En hij nodigde ons uit bij hem thuis in Abu Ghraib (het stadje, niet de gevangenis die later beroemd zou worden om de Amerikaanse mishandelingen). Salam was niet blij met het oorlogsgeweld, maar wel met het vertrek van de dictator. “Nu kunnen we eindelijk gaan leven,” zei hij, en zijn vrouw knikte mee.
Voor hen was er een hoofdstuk afgesloten, niet alleen dat van het verschrikkelijke regime van Saddam, maar misschien was er nu ook tijd om de wonden van de tienjarige oorlog met Iran te helen (Salam vocht in de jaren tachtig aan het front, net als al zijn buurmannen uit Abu Ghraib en talloze andere mannen van zijn generatie). Helaas. De ellende was nog lang niet voorbij.
Strijd tegen Terreur
De oorlog tegen Irak, die op 20 maart 2003 begon, wordt door vrijwel iedereen gezien als een aaneenschakeling van mislukkingen. Behalve dan door president George W. Bush, die nog steeds volhoudt dat de wereld beter af is zonder Saddam (verder zwijgt hij).
De Amerikanen, getraumatiseerd door de aanslagen van 11 september 2001, gingen de wereld voor in de ‘Strijd tegen Terreur’. Aarzelingen of bedenkingen werden niet geaccepteerd: “Of jullie staan aan onze kant, of aan die van de terroristen,” zei Bush. Saddam was gebombardeerd tot doelwit, omdat hij massavernietigingswapens zou hebben en warme banden zou onderhouden met Al Qaida (de daders van 9/11).
Beide beschuldigingen bleken een leugen. Analyses die in de loop der jaren zijn gemaakt, wijzen erop dat informatie van inlichtingendiensten werd genegeerd door de Amerikaanse regering. Daar zaten toen mensen in (Dick Cheney, Donald Rumsfeld, Paul Wolfowitz) die vonden dat Amerika zich niet alleen moest revancheren voor 9/11, maar ook zijn leidersrol moest pakken. Saddam Hoessein was daarvoor het ideale doelwit. Of hij nu wel of geen massavernietigingswapens had, deed er eigenlijk niet toe. Het werd niet goed uitgezocht, aldus een commentator, omdat te veel mensen wilden dat het waar was. Iedereen koerste af op de invasie, linksom of rechtsom.
Kille cijfers
De oorlog zelf duurde slechts drie weken. De gevolgen werken nu al twintig jaar door, mede door het wonderlijke feit dat niemand verder had gedacht dan die drie weken. Irak viel uit elkaar: sjiieten, soennieten en Koerden (de drie grote bevolkingsgroepen) begonnen oude rekeningen te vereffenen. Er volgden een extreem bloedige burgeroorlog en een opstand tegen de Amerikaanse bezetters, die uiteindelijk uitmondden in de opkomst van Islamitische Staat (IS).

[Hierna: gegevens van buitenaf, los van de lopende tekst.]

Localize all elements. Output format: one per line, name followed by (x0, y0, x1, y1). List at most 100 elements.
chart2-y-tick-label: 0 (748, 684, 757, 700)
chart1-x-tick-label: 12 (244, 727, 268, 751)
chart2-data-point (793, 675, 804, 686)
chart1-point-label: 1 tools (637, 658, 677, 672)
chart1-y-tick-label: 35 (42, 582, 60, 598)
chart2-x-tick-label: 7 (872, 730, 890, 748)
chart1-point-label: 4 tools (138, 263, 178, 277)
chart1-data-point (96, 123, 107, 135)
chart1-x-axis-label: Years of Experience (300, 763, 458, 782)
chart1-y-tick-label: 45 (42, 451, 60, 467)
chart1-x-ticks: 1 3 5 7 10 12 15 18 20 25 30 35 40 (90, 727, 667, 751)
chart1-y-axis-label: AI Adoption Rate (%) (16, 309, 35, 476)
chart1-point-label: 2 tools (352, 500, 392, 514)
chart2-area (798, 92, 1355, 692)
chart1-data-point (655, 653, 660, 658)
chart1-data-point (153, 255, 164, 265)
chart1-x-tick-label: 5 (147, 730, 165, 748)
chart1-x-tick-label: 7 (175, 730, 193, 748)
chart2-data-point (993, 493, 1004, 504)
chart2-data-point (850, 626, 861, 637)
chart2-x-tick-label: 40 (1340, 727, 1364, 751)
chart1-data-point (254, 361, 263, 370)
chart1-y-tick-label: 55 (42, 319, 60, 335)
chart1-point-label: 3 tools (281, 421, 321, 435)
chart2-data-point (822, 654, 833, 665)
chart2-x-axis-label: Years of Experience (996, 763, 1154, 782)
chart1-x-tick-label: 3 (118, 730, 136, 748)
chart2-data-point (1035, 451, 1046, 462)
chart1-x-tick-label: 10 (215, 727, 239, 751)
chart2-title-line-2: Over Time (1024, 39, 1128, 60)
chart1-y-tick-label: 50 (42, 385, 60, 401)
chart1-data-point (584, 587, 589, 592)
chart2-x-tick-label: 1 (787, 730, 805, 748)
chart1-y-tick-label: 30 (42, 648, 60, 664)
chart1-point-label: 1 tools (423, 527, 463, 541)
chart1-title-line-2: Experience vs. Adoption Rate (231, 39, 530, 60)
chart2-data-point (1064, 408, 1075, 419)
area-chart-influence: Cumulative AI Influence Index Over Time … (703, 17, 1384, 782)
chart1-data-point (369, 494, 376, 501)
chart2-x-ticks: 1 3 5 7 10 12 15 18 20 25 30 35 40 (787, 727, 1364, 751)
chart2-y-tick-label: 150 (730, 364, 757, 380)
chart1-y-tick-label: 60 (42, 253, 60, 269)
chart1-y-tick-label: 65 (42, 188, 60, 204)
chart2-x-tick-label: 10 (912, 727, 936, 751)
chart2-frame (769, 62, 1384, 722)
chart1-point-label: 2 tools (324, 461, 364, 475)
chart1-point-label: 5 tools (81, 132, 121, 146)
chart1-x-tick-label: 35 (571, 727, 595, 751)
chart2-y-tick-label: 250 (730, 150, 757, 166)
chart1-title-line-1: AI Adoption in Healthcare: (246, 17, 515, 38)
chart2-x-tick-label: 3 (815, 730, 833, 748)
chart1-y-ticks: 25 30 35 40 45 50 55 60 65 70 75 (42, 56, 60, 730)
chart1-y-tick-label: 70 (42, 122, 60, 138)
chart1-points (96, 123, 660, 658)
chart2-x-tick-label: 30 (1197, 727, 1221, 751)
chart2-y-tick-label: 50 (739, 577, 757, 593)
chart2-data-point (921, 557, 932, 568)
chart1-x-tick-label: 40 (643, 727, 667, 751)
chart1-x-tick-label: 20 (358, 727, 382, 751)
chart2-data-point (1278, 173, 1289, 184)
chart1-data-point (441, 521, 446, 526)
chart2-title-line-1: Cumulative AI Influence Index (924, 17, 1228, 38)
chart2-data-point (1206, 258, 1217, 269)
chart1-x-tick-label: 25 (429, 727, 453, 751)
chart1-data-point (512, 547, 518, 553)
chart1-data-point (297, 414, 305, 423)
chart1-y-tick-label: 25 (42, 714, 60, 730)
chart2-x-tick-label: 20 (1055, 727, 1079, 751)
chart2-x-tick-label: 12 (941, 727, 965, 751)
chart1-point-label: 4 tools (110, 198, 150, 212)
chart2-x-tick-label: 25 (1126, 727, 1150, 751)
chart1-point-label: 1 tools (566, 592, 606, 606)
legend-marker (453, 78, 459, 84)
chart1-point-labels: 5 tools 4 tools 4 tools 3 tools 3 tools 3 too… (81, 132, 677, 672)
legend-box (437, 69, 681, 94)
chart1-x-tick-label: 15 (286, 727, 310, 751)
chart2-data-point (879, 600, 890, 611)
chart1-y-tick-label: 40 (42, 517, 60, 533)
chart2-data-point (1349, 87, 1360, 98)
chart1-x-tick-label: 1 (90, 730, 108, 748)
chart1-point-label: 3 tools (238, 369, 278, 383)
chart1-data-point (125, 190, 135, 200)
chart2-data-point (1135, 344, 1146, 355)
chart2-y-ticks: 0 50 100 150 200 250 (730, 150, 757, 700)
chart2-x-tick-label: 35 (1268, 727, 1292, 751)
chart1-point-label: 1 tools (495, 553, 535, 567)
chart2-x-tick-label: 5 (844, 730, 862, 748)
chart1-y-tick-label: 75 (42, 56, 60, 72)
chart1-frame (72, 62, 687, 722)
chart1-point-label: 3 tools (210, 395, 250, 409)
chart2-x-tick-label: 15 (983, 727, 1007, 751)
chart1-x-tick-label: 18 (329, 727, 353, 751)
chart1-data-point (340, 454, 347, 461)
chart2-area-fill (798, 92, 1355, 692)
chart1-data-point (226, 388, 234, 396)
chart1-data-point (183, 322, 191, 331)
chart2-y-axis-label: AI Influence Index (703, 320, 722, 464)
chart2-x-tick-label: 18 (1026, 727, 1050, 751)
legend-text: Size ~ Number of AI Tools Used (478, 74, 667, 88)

De kille cijfers spreken boekdelen: er stierven rond de 200.000 burgers, bijna 50.000 Iraakse soldaten en agenten, zo’n 40.000 opstandelingen, 4500 Amerikaanse soldaten en 282 journalisten. Bij elkaar rond de 300.000 dodelijke slachtoffers (plus nog de vele gewonden en verminkten). Het is meermalen geconstateerd: het is in Irak moeilijk iemand te vinden die geen verlies heeft geleden.
De Amerikanen verlieten Irak in 2011, na een bezetting van acht jaar, om er in 2014 weer terug te keren. De regering in Bagdad had dringend hulp nodig in de strijd tegen IS. In totaal dienden er anderhalf miljoen Amerikaanse soldaten in Irak. Los van de menselijke verliezen kostte de oorlog en zijn nasleep de Amerikanen het duizelingwekkende bedrag van twee triljoen dollar (dat is een 2 met 18 nullen). Een hoge militair zei deze week in The New York Times dat dit nog altijd zijn weerslag heeft op de slagkracht van het leger.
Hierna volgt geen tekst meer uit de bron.